A duo of well-heeled meal delivery options launched their operations in New York City late last month.
The well-known Taxi alternative app Uber is getting serious about its meal delivery service and is expanding its UberEats program. While noted celebrity chef David Chang has teamed with Josh Kushner’s Thrive Capital to launch in Manhattan.
Uber The company had been testing the service in Los Angeles (under the name UberFresh) and in Barcelona prior to the Gotham rollout. UberEats, which allows users to order delivery from a pre-set menu of one or two options directly from the Uber app.
UberEats promises to bring users “curated” meals from popular local restaurants. There will be a couple options per day but there is no guarantee of a vegetarian choice and the menu will change daily. Purchasing a meal through UberEats is a very similar process to ordering an Uber car, but instead of meeting your ride at the curb, you meet your lunch. UberEats meals will arrive in ten minutes or less and has its own dedicated drivers.
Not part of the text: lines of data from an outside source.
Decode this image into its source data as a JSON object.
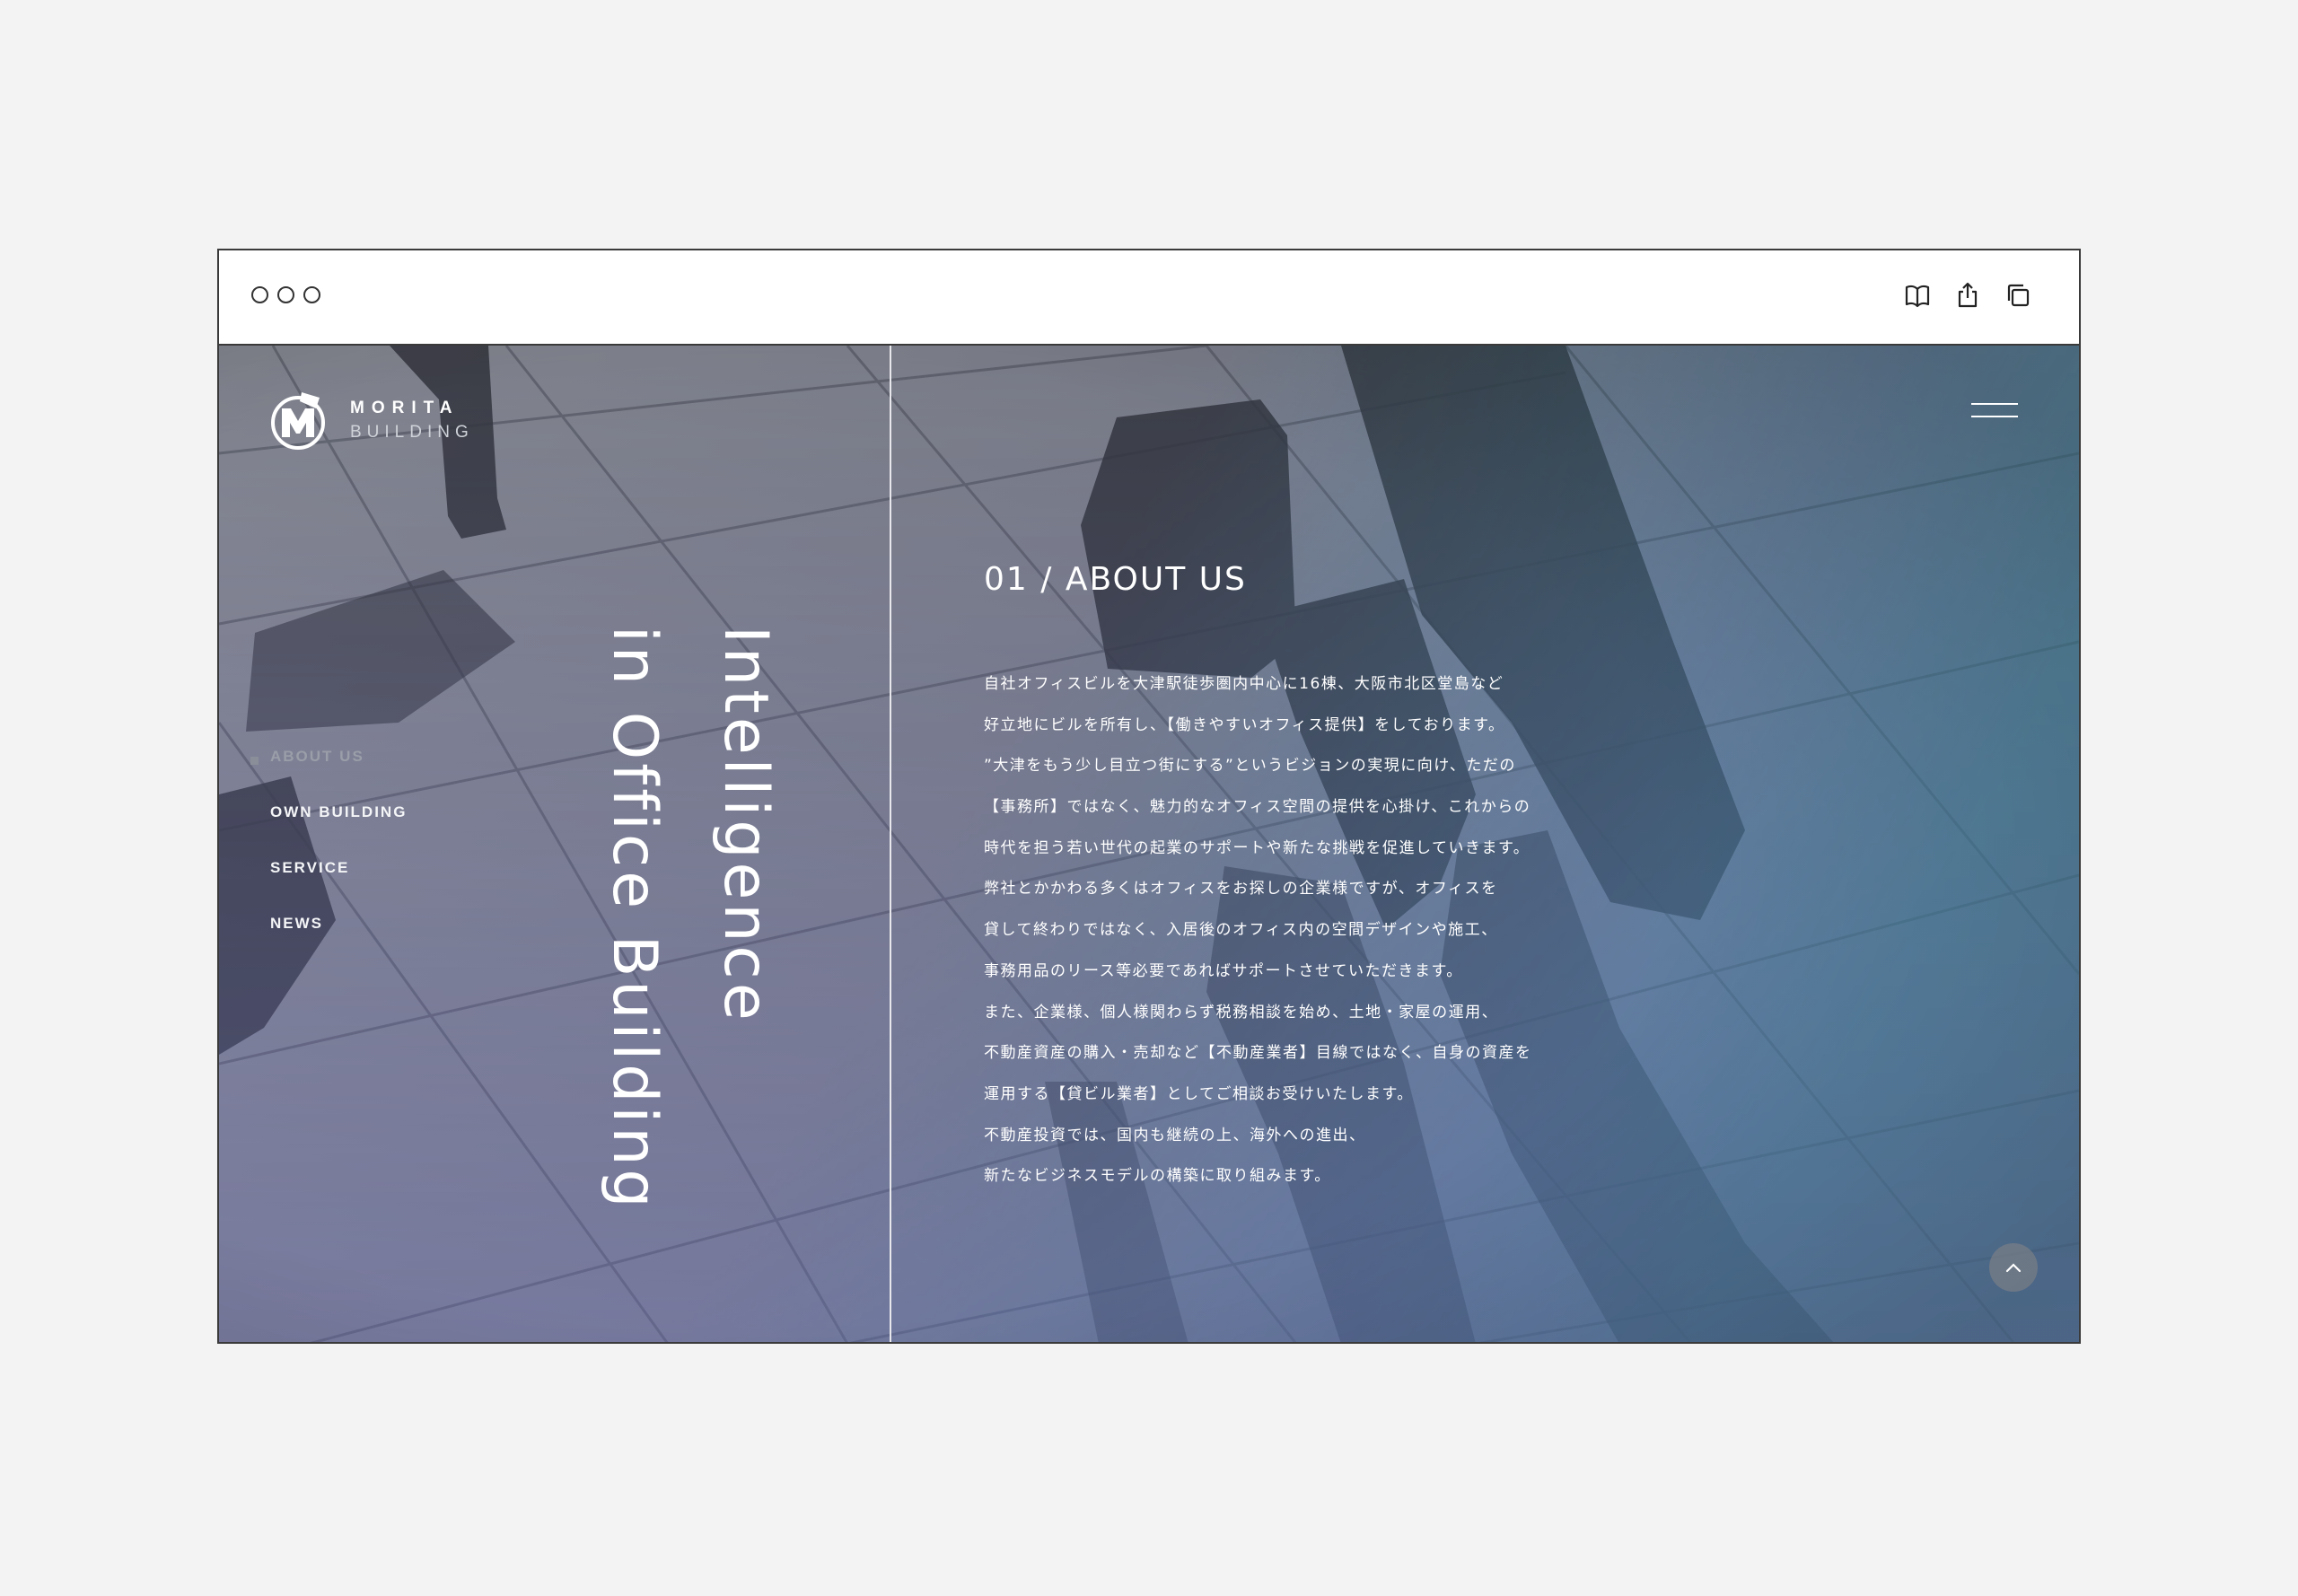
{
  "browser": {
    "icons": [
      "book-icon",
      "share-icon",
      "tabs-icon"
    ]
  },
  "brand": {
    "name_top": "MORITA",
    "name_bottom": "BUILDING"
  },
  "hero": {
    "title_line1": "Intelligence",
    "title_line2": "in Office Building"
  },
  "nav": {
    "items": [
      {
        "label": "ABOUT US",
        "active": true
      },
      {
        "label": "OWN BUILDING",
        "active": false
      },
      {
        "label": "SERVICE",
        "active": false
      },
      {
        "label": "NEWS",
        "active": false
      }
    ]
  },
  "about": {
    "heading": "01 / ABOUT US",
    "lines": [
      "自社オフィスビルを大津駅徒歩圏内中心に16棟、大阪市北区堂島など",
      "好立地にビルを所有し、【働きやすいオフィス提供】をしております。",
      "”大津をもう少し目立つ街にする”というビジョンの実現に向け、ただの",
      "【事務所】ではなく、魅力的なオフィス空間の提供を心掛け、これからの",
      "時代を担う若い世代の起業のサポートや新たな挑戦を促進していきます。",
      "弊社とかかわる多くはオフィスをお探しの企業様ですが、オフィスを",
      "貸して終わりではなく、入居後のオフィス内の空間デザインや施工、",
      "事務用品のリース等必要であればサポートさせていただきます。",
      "また、企業様、個人様関わらず税務相談を始め、土地・家屋の運用、",
      "不動産資産の購入・売却など【不動産業者】目線ではなく、自身の資産を",
      "運用する【貸ビル業者】としてご相談お受けいたします。",
      "不動産投資では、国内も継続の上、海外への進出、",
      "新たなビジネスモデルの構築に取り組みます。"
    ]
  },
  "colors": {
    "background": "#f3f3f3",
    "window_border": "#3a3a3a",
    "accent_teal": "#1f9aa8",
    "accent_violet": "#6b6fd0"
  }
}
UberEats lunch and dinner options will fall between $9 to $15. Uber charges a flat $4 in New York City regardless of the number of meals you order. There is also no need to tip.
The program which launched in NYC with options like an “exclusive sandwich” from American Cut, a lobster roll from Barchetta, and a kale caesar salad from Sweetgreen. In Chicago, there are choices like a short rib torta and salad from Xoco, a burger from DMK Burger bar, and a market salad from Freshii. In Los Angeles where there are also dinner options – menu options include a classic turkey sandwich from Stella Barra, a gyro plate from California Pita, and chicken vermicelli from Phorage.
Uber is slated to face stiff competition in the delivery space, especially in New York City from Chang among others. Maple plans to bring customers “restaurant quality meals” at a similar price point to Uber.
Uber CEO Travis Kalanick has been telegraphing his attempt at delivery domination. “Once you’re delivering cars in five minutes, there’s a lot of things you can deliver in 5 minutes.” Uber’s first foray into “things” began with courier service called UberRush tested in Manhattan. Next up was Cornerstore, a delivery service for household items beta-tested in Washington, D.C. that was renamed UberEssentials.
“In general delivery food is not that great,” says cofounder Caleb Merkl. “The actual experience around reliability is pretty low with a lot of choices, and a bloated price point. We want to make delivery food exceptional at every touch point, and to do that we have to own the entire process. From sourcing ingredients to developing our own menus, building a back-end to get the food there.”
Maple plans to solve all those problems at once by “owning the process at every touch point.” The startup sources its ingredients for menus designed to be delivery-friendly. Its chefs then prepare them in dedicated kitchens, offering three options each for lunch, which costs $12, and dinner, which will run you $15. Because Maple keeps delivery zones to within five-minute bike rides of each kitchen, the startup claims it will get the hot food to your door in less than 30 minutes from when you place your order,” says cofounder Akshay Navle.
The startup is counting on its food to make the biggest impact. It’s carefully sourced. The chicken in front of me is antibiotic-free and free-range, the sides of mushrooms, potatoes and spinach from local farms like those of Gotham Greens in Brooklyn. The tortillas in the vegetarian green chili enchiladas are fresh, as is the sustainably sourced baked filet of arctic char with roasted fennel, leeks and broccoli rabe.
“This is a restaurant concept outside of the restaurant’s four walls, and that’s what got David so excited,” says Maple’s executive chef Soa Davies. The former head of menu development at Le Bernardin and an author and consultant to top restaurants around town, Davies signed on thanks to Chang’s persistence, as the chef called her over and over on a vacation to Italy until she’d agree to take a meeting the Monday she got back. Now she’s looking forward to helping influence farmers to grow special crops and herbs for the talent in the Maple kitchens, who hail from restaurants like Esca and ABC Kitchen for the chance to work with Chang and Davies and reach a lot of diners every day.
As a result of UberEats and Maple, venture capitalists are salivating with hundreds of millions to invest in food delivery. Uber alone raised $5.9 billion in funding.
Look for the new funding to go into additional competitors including Arcade. which is also partnering with popular NYC restaurants and will offer diners just one dish per day from a menu that will change daily.